Hydrolysis of terminal, non-reducing α-D-galactose residues in α-D-galactosides, including galactose oligosaccharides, galactomannans and galactolipids

It catalyzes many catabolic processes, including cleavage of glycoproteins, glycolipids, and polysaccharides.

The enzyme is encoded by the GLA gene.[2] Two recombinant forms of human α-galactosidase are called agalsidase α (INN) and agalsidase β (INN). A mold-derived form is the primary ingredient in gas relief supplements.

Function

This enzyme is a homodimeric glycoprotein that hydrolyses the terminal α-galactosyl moieties from glycolipids and glycoproteins. It predominantly hydrolyzes ceramide trihexoside, and it can catalyze the hydrolysis of melibiose into galactose and glucose.[citation needed]

Reaction mechanism

A double displacement reaction mechanism of α-GAL's catalytic action.The ligand (black) when bound in the active site of the enzyme (blue). The two key amino acid residues in the active site are Asp-170 and Asp-231. First, Asp-170 performs a nucleophilic attack on the glycosidic bond to release the terminal α-galactose molecule from the ligand.

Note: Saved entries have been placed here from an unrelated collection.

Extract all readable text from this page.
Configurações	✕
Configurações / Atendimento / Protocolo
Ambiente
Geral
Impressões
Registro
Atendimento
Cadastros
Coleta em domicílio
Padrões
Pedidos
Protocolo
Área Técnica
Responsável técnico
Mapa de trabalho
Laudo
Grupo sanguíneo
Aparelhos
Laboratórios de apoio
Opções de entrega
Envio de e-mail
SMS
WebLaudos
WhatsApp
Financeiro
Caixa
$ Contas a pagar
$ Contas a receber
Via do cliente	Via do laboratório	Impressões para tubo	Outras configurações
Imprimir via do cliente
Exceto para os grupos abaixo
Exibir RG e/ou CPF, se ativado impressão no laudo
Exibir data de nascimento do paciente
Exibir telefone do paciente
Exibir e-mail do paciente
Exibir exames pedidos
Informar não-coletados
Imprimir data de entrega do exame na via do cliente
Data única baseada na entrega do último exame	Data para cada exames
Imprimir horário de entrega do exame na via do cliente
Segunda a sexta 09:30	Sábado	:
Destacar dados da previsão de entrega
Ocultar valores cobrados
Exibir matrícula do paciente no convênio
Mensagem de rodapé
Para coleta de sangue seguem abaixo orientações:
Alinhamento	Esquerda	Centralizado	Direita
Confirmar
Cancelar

Then, Asp-231 serves as an acid to remove a proton from water, making it more nucleophilic to attack the galactose-Asp complex and release α-galactose from the active site.[3][4][5]

Disease relevance

Fabry disease

Signs and Symptoms

Defects in human α-GAL result in Fabry disease, a rare lysosomal storage disorder and sphingolipidosis that results from a failure to catabolize α-D-galactosyl glycolipid moieties.[6] Characteristic features include episodes of pain in hands and feet (acroparesthesia), dark red spots on skin (angiokeratoma), decreased sweating (hypohidrosis), decreased vision (corneal opacity), gastrointestinal problems, hearing loss, tinnitus, etc.. Complications may be life-threatening and may include progressive kidney damage, heart attack, and stroke. This disease may have late onset and only affect the heart or kidneys.[7]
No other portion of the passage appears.